Еще двенадцать лет прошло… Все в России знают и вечно помнить будут, что совершилось между 49-м и 61-м годом. И в моей личной жизни произошло много перемен, о которых, впрочем, распространяться нечего. Появились в ней новые интересы, новые заботы… Чета Бабуриных сперва отступила на второй план, потом совсем стушевалась. Я, однако, продолжал переписываться с Музой — очень, правда, изредка; иногда протекало более года без всяких известий о ней и об ее муже. Я узнал, что вскоре после 55-го года ему было дозволено возвратиться в Россию; но что он сам пожелал остаться в том небольшом сибирском городке, куда забросила его судьба и где он, по-видимому, свил себе гнездо, нашел приют, круг деятельности…

И вот в конце марта месяца 1861 года получаю я следующее письмо от Музы:

«Я так давно к вам не писала, почтеннейший П. П., что даже не знаю, живы ли вы; а если и живы, то не забыли ли о нашем существовании? Но всё равно; не могу я не писать вам сегодня. У нас доселе всё шло по-старинному; мы с Парамоном Семенычем занимались нашими школами, которые подвигаются помаленьку; сверх того Парамон Семеныч занимался чтением и перепиской да обычными своими прениями с староверцами, духовными лицами и ссыльными поляками; здоровье его было порядочно…

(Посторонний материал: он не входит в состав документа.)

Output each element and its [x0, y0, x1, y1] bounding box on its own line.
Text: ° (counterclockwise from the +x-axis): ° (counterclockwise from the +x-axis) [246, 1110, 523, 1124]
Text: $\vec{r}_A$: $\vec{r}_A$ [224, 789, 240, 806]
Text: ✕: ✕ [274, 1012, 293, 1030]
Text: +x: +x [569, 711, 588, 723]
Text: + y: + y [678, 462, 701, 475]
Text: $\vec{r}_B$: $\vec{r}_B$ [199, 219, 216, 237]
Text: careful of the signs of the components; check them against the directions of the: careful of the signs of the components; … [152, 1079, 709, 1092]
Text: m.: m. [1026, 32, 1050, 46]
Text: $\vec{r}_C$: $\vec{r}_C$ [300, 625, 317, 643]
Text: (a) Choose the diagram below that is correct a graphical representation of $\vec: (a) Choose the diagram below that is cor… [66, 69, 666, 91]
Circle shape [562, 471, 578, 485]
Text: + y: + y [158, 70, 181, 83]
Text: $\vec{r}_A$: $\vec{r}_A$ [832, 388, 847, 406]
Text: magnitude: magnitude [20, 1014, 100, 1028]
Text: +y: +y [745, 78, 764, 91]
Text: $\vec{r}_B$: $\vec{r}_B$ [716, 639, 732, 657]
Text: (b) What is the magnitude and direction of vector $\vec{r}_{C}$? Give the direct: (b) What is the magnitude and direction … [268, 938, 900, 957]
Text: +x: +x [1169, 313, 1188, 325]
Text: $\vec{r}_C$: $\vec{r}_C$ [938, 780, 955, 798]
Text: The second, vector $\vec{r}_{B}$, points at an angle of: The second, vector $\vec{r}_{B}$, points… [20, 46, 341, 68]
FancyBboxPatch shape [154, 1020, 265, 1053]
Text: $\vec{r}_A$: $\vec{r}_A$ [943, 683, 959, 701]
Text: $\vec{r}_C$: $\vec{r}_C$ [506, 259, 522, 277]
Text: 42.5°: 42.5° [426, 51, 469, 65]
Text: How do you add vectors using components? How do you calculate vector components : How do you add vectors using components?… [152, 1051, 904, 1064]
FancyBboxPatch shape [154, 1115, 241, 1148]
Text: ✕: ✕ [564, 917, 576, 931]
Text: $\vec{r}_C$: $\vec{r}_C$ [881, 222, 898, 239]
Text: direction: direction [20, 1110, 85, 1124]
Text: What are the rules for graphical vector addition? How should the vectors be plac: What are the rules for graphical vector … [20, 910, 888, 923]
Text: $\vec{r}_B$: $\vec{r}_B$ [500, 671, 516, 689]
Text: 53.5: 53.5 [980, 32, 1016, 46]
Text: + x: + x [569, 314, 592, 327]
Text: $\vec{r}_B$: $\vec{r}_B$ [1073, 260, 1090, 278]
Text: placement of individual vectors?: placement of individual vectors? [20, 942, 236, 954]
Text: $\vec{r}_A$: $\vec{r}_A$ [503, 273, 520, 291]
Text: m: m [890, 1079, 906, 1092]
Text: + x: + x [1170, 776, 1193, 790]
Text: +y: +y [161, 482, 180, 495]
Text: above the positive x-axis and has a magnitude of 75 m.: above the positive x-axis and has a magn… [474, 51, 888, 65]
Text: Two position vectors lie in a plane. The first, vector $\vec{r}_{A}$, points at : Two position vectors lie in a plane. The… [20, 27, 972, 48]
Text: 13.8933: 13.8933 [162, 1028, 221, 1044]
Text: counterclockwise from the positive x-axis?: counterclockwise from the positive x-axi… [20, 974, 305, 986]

Мое тоже. Но вот вчера к нам пришел манифест 19 февраля! Давно мы его ждали, давно ходили слухи о том, что делается у вас в Петербурге… но всё же не могу я вам описать, что это было! Вы знаете хорошо моего мужа; несчастье нисколько его не изменило, а напротив, он стал еще крепче и энергичнее. (Не могу скрыть, что Муза написала: енергичнее.) Сила воли в нем железная, но тут он не выдержал! Руки тряслись у него, когда он читал; потом он обнял меня три раза и три раза со мной облобызался, хотел что-то сказать, — но нет! не мог! и кончил тем, что прослезился, что очень было удивительно видеть, и вдруг закричал: „Ура! ура! Боже, царя храни!“ — Да, Петр Петрович, эти самые слова! Потом он прибавил: „Ныне отпущаеши“… и еще: „Это первый шаг, за ним должны последовать другие“; и, как был, без шапки, побежал сообщить великую эту новость нашим приятелям. Мороз стоял сильный, и даже пурга зачиналась, я его удерживала, но он не послушался. А когда пришел домой, весь был запорошен снегом, волосы, лицо и борода — у него теперь борода по самую грудь — и даже слезы на щеках застыли! Но очень он был жив и весел, и велел мне бутылку цимлянского раскупорить, и вместе с нашими приятелями, которых он с собой привел, пил за здоровье царя и России и всех русских свободных людей; и, взяв бокал и опустив взор на землю, сказал: „Никандр, Никандр, слышишь ли? Нет на Руси более рабов! Радуйся и в гробу, старый товарищ!“ И многое еще такое говорил, что „сбылись, мол, мои ожидания!“ Говорил также и о том, что теперь уже повернуть назад невозможно; что это — своего рода залог или обещание… Всего я не запомню, но давно я его таким счастливым не видала. И вот я решилась вам написать, чтобы и вы узнали, как мы радовались и ликовали в отдаленных сибирских пустынях, чтобы и вы порадовались вместе с нами…»

Это письмо я получил в конце марта; а в начале мая пришло другое, весьма коротенькое письмо от той же Музы. Она извещала меня, что ее муж, Парамон Семеныч Бабурин, получив простуду в самый день прибытия манифеста, скончался 12 апреля от воспаления в легких, шестидесяти семи лет от роду. Она прибавила, что намерена остаться там, где покоится его тело, и продолжать завещанную им работу, потому что такова была последняя воля Парамона Семеныча, — а у ней другого закона нет.